Roman Baths
The Roman Baths is located on the western slope of the city, i.e. the Lower City where public buildings cluster. The monument is located 40 m northwest of the Main City Gate, 26 m west of Nymphaion A, southwest of the Necropolis and just east of the Stadion. The baths covers an area of approximately 1140 square meters. The north-south oriented building has a rectangular layout, with a short facade of 21.80 m and a long facade of 60.87 m in length. The baths was oriented in accordance with the terrain, the structure was placed directly on rocky and solid ground. According to the current layout, there are five halls in a row. However, in the light of new researches, it was attested that the building has two basic construction phases. Despite the first three halls (Halls I-III) are of the same size, the other two halls (Halls IV-V) were started at 4.25 m east. In other words, Halls I, II and III (21.80 m) were placed longer than Hall IV and V (16.55 m). It was understood that this structural difference between the halls was due to the repairs made in the bathhouse. Especially, there are important differences between the construction techniques of the walls of the first three halls and of Halls IV and V and the corridor. However, the absence of wall joints and wall separation attested where Hall IV meets Hall III are other indications that these spaces were added later. Thus, in the first construction phase, the structure was a three-hall facility; in the second phase, the monument was transformed into a more complex facility with addition of Halls IV and V and the corridor. It was found that the western facade was concealed by a corridor of 43.40 m in length and 2.65 m in width. This corridor starts from Hall I and extends up to Hall IV. The monument is accessed from the north side where Hall I (apodyterium) is and by continuing through this corridor, Halls I, II, III and IV are reached respectively.

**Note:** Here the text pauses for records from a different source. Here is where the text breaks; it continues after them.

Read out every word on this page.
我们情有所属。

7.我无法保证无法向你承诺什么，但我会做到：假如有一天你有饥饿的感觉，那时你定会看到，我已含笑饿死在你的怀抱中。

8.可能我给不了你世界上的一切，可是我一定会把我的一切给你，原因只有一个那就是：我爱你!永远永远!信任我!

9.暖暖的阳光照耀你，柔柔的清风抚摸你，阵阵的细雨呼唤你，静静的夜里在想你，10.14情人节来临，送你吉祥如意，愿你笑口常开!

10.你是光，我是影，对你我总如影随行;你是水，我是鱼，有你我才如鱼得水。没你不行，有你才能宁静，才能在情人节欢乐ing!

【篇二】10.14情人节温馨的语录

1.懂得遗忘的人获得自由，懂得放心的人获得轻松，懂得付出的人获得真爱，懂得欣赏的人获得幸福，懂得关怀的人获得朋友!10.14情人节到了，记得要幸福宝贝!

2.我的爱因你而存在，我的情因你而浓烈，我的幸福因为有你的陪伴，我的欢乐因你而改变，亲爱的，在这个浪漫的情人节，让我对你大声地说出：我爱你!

south façade of the Roman Baths
Roman Baths at Sillyon is one of the well-preserved examples reflecting the traditional baths architecture of the period because, as in many of contemporaneous examples, it incorporates the basic characteristics of traditional Roman baths typology and bathing culture. However, beside the asymmetrical and fashionable bathhouse architecture of the period encountered in Pamphylia, Lycia, Pisidia and Rough Cilicia, it can also be said that it resembles simpler structures with more local features. Thus, Roman Baths at Sillyon can be evaluated within the group of “sequential type (Reihentyp)” baths, one of the basic ancient baths types. The Roman Baths at Sillyon has two basic construction phases. The monument consisted of three halls in a row in the first phase, and it was transformed to a complex structure by adding two halls and the corridor in the second phase. This transformation did not change the basic layout of the monument and it continued to be used by developing the sequential order. In the first phase, this facility, which we think, was composed of frigidarium (apodyterium (?)), tepidarium and caldarium, later, new functions were added by adding Halls IV and V. In this new layout, the hall arrangement of the bathhouse from north to south was as follows; apodyterium (Hall I), frigidarium (Hall II), tepidarium (Hall III), caldarium I (Hall IV) and caldarium II (Hall V) at the southern end. The Roman Baths at Sillyon should be considered as an architectural activity for monumentality in the second and third centuries AD. The structure was in use until the Late Antiquity.